This section details the characteristics of the methods used by CropGBM in data processing, and briefly introduces the principles of these methods.
Use LightGBM algorithm to predict phenotypic values and select SNPs
At present, methods such as GBLUP are commonly used to predict phenotype values. Calculate the correlation matrix between samples from the entire genome marker or genotype, and then use the mixed linear model (MLM) to calculate the estimated breeding value (EBV) of the samples. But GBLUP also has many shortcomings:
- Difficult to capture complex non-linear relationships between genotypes. When faced with complex population structure prediction problems, its cross-population prediction ability is not ideal.
- The kinship matrix is not extensible. If the training population changes, the kinship matrix needs to be recalculated. At the same time, the computation time of the kinship matrix increases dramatically with the increase of the sample size of the training population.
- Unable to solve the multi-classification problem. Many genotype-to-phenotype prediction tasks require classification prediction.

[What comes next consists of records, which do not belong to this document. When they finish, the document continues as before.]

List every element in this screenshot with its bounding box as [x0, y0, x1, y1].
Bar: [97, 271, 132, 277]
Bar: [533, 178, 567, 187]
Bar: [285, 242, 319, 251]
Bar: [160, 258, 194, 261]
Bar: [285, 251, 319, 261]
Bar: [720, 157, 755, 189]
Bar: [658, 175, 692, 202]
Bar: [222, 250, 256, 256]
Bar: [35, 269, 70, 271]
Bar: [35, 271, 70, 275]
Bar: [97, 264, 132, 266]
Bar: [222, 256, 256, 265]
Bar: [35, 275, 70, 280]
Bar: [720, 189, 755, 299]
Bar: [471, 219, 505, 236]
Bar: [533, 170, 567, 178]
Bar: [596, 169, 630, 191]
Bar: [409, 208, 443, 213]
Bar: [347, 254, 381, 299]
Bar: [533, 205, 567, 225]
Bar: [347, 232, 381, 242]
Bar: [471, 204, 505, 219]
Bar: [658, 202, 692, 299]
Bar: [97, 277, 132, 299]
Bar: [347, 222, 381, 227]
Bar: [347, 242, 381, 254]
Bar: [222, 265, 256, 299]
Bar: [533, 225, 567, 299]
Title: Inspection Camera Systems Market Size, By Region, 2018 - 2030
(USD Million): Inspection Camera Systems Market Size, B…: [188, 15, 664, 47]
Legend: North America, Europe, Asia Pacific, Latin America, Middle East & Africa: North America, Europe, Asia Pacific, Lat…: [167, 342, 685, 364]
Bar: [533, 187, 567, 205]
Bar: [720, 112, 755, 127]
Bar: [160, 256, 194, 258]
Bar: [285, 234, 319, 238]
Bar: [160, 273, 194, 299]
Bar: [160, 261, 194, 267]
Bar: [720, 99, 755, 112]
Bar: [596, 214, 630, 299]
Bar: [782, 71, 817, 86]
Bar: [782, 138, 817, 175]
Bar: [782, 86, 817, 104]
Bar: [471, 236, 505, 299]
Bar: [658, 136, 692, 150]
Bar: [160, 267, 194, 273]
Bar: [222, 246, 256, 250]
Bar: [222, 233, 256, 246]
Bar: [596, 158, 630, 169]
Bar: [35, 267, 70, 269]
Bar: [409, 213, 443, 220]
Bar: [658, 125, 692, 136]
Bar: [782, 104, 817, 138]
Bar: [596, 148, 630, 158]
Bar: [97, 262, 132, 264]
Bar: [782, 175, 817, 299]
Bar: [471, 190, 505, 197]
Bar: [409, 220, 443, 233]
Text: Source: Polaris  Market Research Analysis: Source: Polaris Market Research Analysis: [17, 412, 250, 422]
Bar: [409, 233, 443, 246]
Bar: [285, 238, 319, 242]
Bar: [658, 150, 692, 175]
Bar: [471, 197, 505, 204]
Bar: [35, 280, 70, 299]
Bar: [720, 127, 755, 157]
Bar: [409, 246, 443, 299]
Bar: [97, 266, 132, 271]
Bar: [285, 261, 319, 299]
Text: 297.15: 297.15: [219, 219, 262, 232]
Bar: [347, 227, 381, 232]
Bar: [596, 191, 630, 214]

With the development of genotype detection, phenotype detection and other technologies, the cost of sample acquisition has continued to decline. The genotype and phenotype data have accumulated rapidly. The sample size has grown from hundreds to thousands. As GBLUP and other methods need to calculate the correlation matrix between samples, its computing performance decreases significantly with the increase of the population size. CropGBM uses the LightGBM algorithm, which is a large number of optimized Gradient Boosting Decision Tree (GBDT) algorithms, as the kernel of phenotype prediction. When processing large batches of sample data, compared to GBLUP, the lightgbm algorithm can be used without losing accuracy:
- Dramatically reduce memory consumption.
- Significantly improve prediction speed and support GPU-accelerated model training.

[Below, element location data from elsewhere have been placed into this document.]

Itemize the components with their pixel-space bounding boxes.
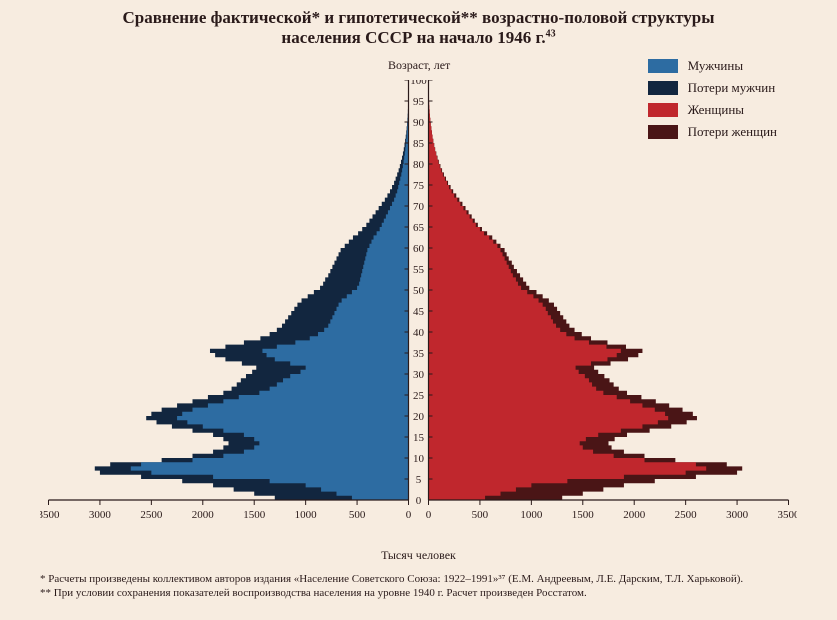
population-pyramid: 0 5 10 15 20 25 30 35 40 45 50 55 60 65 70 75 80 85 90 95 10…: [40, 80, 797, 530]
x-tick-label-left: 3500: [40, 509, 60, 521]
legend-item-men: Мужчины: [648, 58, 777, 74]
y-tick-label: 35: [413, 348, 425, 360]
legend-swatch-men: [648, 59, 678, 73]
y-axis-title: Возраст, лет: [388, 58, 450, 73]
x-tick-label-left: 1000: [295, 509, 318, 521]
footnote-1: * Расчеты произведены коллективом авторо…: [40, 573, 797, 587]
x-tick-label-right: 1500: [572, 509, 595, 521]
page: { "title_line1": "Сравнение фактической*…: [0, 0, 837, 620]
y-tick-label: 60: [413, 243, 425, 255]
y-tick-label: 30: [413, 369, 425, 381]
y-tick-label: 15: [413, 432, 425, 444]
y-tick-label: 55: [413, 264, 425, 276]
women-actual: [429, 80, 707, 500]
x-tick-label-right: 2000: [623, 509, 646, 521]
chart-title: Сравнение фактической* и гипотетической*…: [0, 8, 837, 49]
x-tick-label-right: 0: [426, 509, 432, 521]
y-tick-label: 5: [416, 474, 422, 486]
x-tick-label-left: 1500: [243, 509, 266, 521]
x-axis-title: Тысяч человек: [0, 548, 837, 563]
legend-label-men: Мужчины: [688, 58, 743, 74]
x-tick-label-right: 3500: [778, 509, 798, 521]
y-tick-label: 20: [413, 411, 425, 423]
footnote-2: ** При условии сохранения показателей во…: [40, 587, 797, 601]
men-actual: [131, 80, 409, 500]
x-tick-label-left: 500: [349, 509, 366, 521]
title-line-2: населения СССР на начало 1946 г.43: [0, 28, 837, 48]
y-tick-label: 85: [413, 138, 425, 150]
x-tick-label-left: 3000: [89, 509, 112, 521]
title-line-1: Сравнение фактической* и гипотетической*…: [0, 8, 837, 28]
y-tick-label: 10: [413, 453, 425, 465]
x-tick-label-right: 500: [472, 509, 489, 521]
y-tick-label: 70: [413, 201, 425, 213]
y-tick-label: 40: [413, 327, 425, 339]
x-tick-label-right: 3000: [726, 509, 749, 521]
x-tick-label-left: 0: [406, 509, 412, 521]
y-tick-label: 45: [413, 306, 425, 318]
y-tick-label: 90: [413, 117, 425, 129]
y-tick-label: 25: [413, 390, 425, 402]
y-tick-label: 100: [410, 80, 427, 87]
x-tick-label-left: 2500: [140, 509, 163, 521]
x-tick-label-left: 2000: [192, 509, 215, 521]
y-tick-label: 95: [413, 96, 425, 108]
y-tick-label: 65: [413, 222, 425, 234]
chart-area: 0 5 10 15 20 25 30 35 40 45 50 55 60 65 70 75 80 85 90 95 10…: [40, 80, 797, 530]
y-tick-label: 50: [413, 285, 425, 297]
y-tick-label: 80: [413, 159, 425, 171]
x-tick-label-right: 1000: [520, 509, 543, 521]
y-tick-label: 75: [413, 180, 425, 192]
y-tick-label: 0: [416, 495, 422, 507]
footnotes: * Расчеты произведены коллективом авторо…: [40, 573, 797, 601]
x-tick-label-right: 2500: [675, 509, 698, 521]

- Support discontinuous phenotype value prediction
CropGBM can also mine phenotype-related SNP sites according to the weight of SNP in the model. Generally, the larger the weight of SNP, the stronger the correlation with phenotype. It is recommended that users compare the weights of each SNP provided by CropGBM with the GWAS results to eliminate false positive results in their respective methods and improve their reliability.
Introducing t-SNE method to reduce dimensionality of genotype data
The t-distributed stochastic neighbor embedding (t-SNE) algorithm is a nonlinear dimensionality reduction algorithm for mining high-dimensional data. The data points are mapped from high-dimensional to low-dimensional in the form of conditional probability, and t-distribution is used to cleverly solve the congestion caused by dimensionality reduction of high-dimensional data, so that the dimensionality reduction results retain the local and global structure of the data. Linear dimensionality reduction algorithms such as PCA cannot ensure that the data structure of non-linear high-dimensional data can be mapped correctly after dimensionality reduction. On the other hand, when the data is reduced to two dimensions, the t-SNE algorithm re-arranges the data on a two-dimensional plane, while the PCA algorithm selects the two dimensions from the high-dimensional space that can best show the difference in data to display the data. Therefore, the t-SNE algorithm is better at displaying dimensionality reduction data.

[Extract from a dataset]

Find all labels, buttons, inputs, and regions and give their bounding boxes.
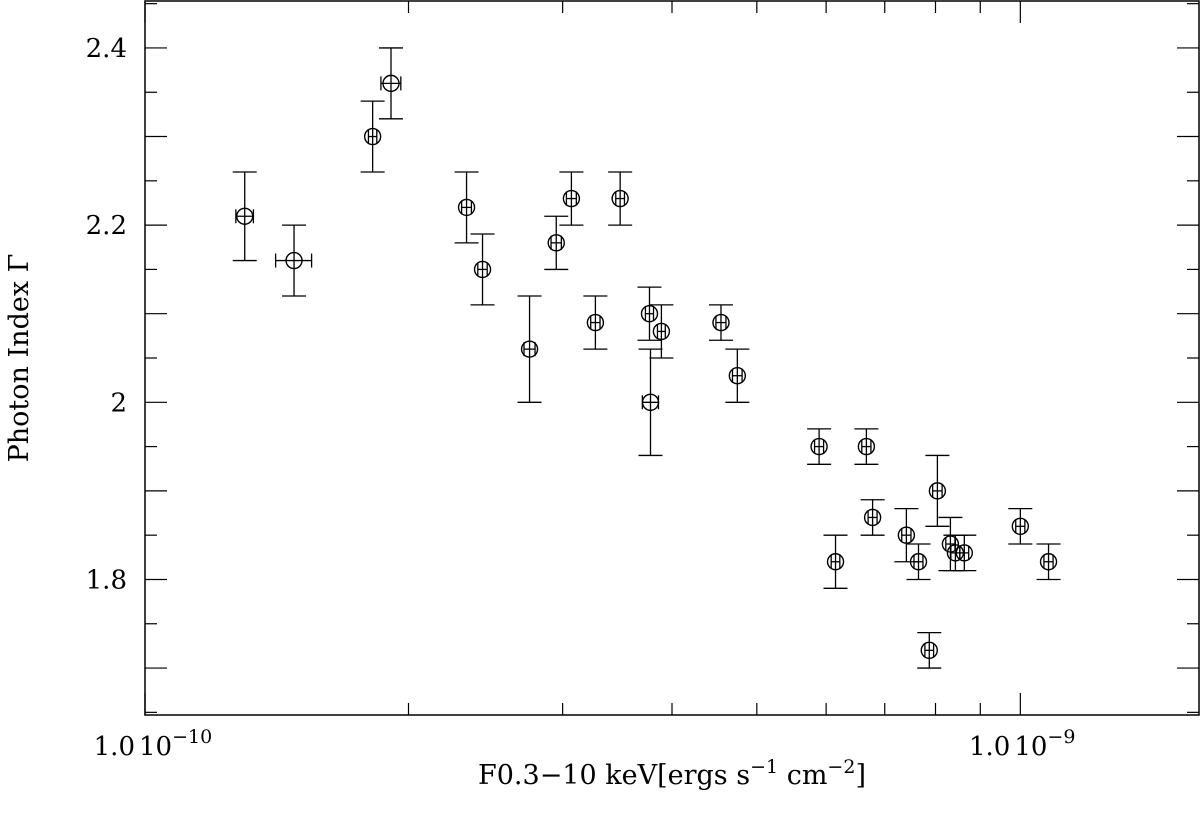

Because t-SNE algorithm has quadratic time and space complexity, it requires higher system resources. Before using the t-SNE algorithm to reduce the dimensionality of the program, the program first reduced the dimensionality of the SNP data through a sliding window. The SNP data is divided into multiple groups according to the sliding window size set by the user. The sliding window size is the number of SNP. The sum of the SNP values in each group is used as the value of the feature in the new dimension to achieve the purpose of reducing system resource consumption and increasing SNP feature value richness.
Introducing OPTICS method to cluster data
The ordering points to identify the clustering structure (OPTICS) algorithm is a density-based clustering algorithm. Finding high-density regions separated by low-density regions in the data set and dividing the separated high-density regions into clusters, it can find any shape of the group structure. However, the K-Means algorithm and hierarchical clustering algorithm commonly used in the current research are distance-based clustering algorithms. They perform well on spherical data sets. But when the data set is non-spherical structure, the clustering effect of the above algorithm is not good. On the other hand, K-Means algorithm requires users to provide the number of clusters in advance. But sometimes researchers may not know the population structure of the sample set. The OPTICS algorithm can automatically determine the number of clusters based on the dense distribution of data in the sample set, helping users to discover the population structure and sort out the relationships between samples.
Plot the distribution histogram of parameters of the genotype data
The pre-processing module of the program supports statistics on the sample heterozygosity rate, genotype heterozygosity rate, minor allele frequency, genotype deletion rate, and sample deletion rate of the input genotype data and outputs it as a histogram. It is convenient for users to understand the overall situation of the data and formulate subsequent research methods.